More gradient descent

Date: 2024-04-07 ｜ Author: Jason Eveleth

Table of Contents

Issues with my last post
What is the right thing
Transpose maps
Why is the “steepest ascent” = the transpose?
Some real-world examples
Wrapping Up
Interactive plot

Issues with my last post

Even after I finished my last post, I didn't feel like I had fully addressed the overall meaning and motivation. The first thing that bothered me was that it felt like I was using the transpose of the derivative as an "inverse" map. But the transpose of the gradient obviously isn't an inverse. We're not able to map from the tangent space at $f(\bm{x})$ to the tangent space at $\bm{x}$ . In the last post, I showed that the types work out (all the dual spaces line up), but that doesn't explain why the result is useful. I was missing the fact that we're not actually mapping some "target" value from the loss functions' tangent space into the input's tangent space. Instead, it turns out the transpose of the gradient is directly the value we want, and we're just calculating efficiently.

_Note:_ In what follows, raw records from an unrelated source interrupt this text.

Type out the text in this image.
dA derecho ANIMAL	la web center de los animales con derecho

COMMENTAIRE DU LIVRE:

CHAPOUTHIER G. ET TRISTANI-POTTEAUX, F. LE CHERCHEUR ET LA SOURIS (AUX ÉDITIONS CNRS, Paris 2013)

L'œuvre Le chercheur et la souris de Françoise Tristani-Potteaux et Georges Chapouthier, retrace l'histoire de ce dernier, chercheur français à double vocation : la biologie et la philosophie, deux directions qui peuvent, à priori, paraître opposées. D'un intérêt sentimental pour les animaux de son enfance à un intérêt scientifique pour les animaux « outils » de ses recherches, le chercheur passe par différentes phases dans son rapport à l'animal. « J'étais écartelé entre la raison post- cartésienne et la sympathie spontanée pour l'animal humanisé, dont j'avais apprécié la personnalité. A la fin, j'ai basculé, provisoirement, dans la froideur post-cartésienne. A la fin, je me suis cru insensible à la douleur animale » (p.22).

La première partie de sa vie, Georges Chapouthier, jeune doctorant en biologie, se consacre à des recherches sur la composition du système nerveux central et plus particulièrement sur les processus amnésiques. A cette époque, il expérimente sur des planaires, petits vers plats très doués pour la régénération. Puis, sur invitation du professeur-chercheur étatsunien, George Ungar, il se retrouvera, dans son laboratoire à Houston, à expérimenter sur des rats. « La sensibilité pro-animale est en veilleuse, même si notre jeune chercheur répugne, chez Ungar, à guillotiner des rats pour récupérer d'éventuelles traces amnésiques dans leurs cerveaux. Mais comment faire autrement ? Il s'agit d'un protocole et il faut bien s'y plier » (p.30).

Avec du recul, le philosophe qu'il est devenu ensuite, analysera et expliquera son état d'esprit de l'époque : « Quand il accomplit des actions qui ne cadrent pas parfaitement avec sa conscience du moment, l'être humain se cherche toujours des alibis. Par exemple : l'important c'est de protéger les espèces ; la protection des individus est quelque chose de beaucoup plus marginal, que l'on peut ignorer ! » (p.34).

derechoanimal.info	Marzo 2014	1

I'd like to thank Aidan Hennessey proof-reading and revealing the hidden secrets of manifolds. Now, I will prove that the transpose is indeed the "right value" and explain what the "right value" even means.

What is the right thing

Figure 1: On the left, we see the input space $V$ and the tangent space at $\bm{x}$ which contains $\bm{h}$ . On the right we have our output space $W$ . Note that $Df(\bm{x})\bm{h}$ is in the tangent space at $f(\bm{x})$ . There is an interactive version of this plot here

For gradient ascent (descent is in the opposite direction since we're on a plane), our goal is to maximize $f$ by finding the locally best direction. That is we want $\delta$ -length vector $\bm{h}$ (in the tangent space of the input) such that it maximizes $f$ :

\underset{\|h\|= \delta}{\operatorname*{argmax}\,} f(\bm{x} + \bm{h})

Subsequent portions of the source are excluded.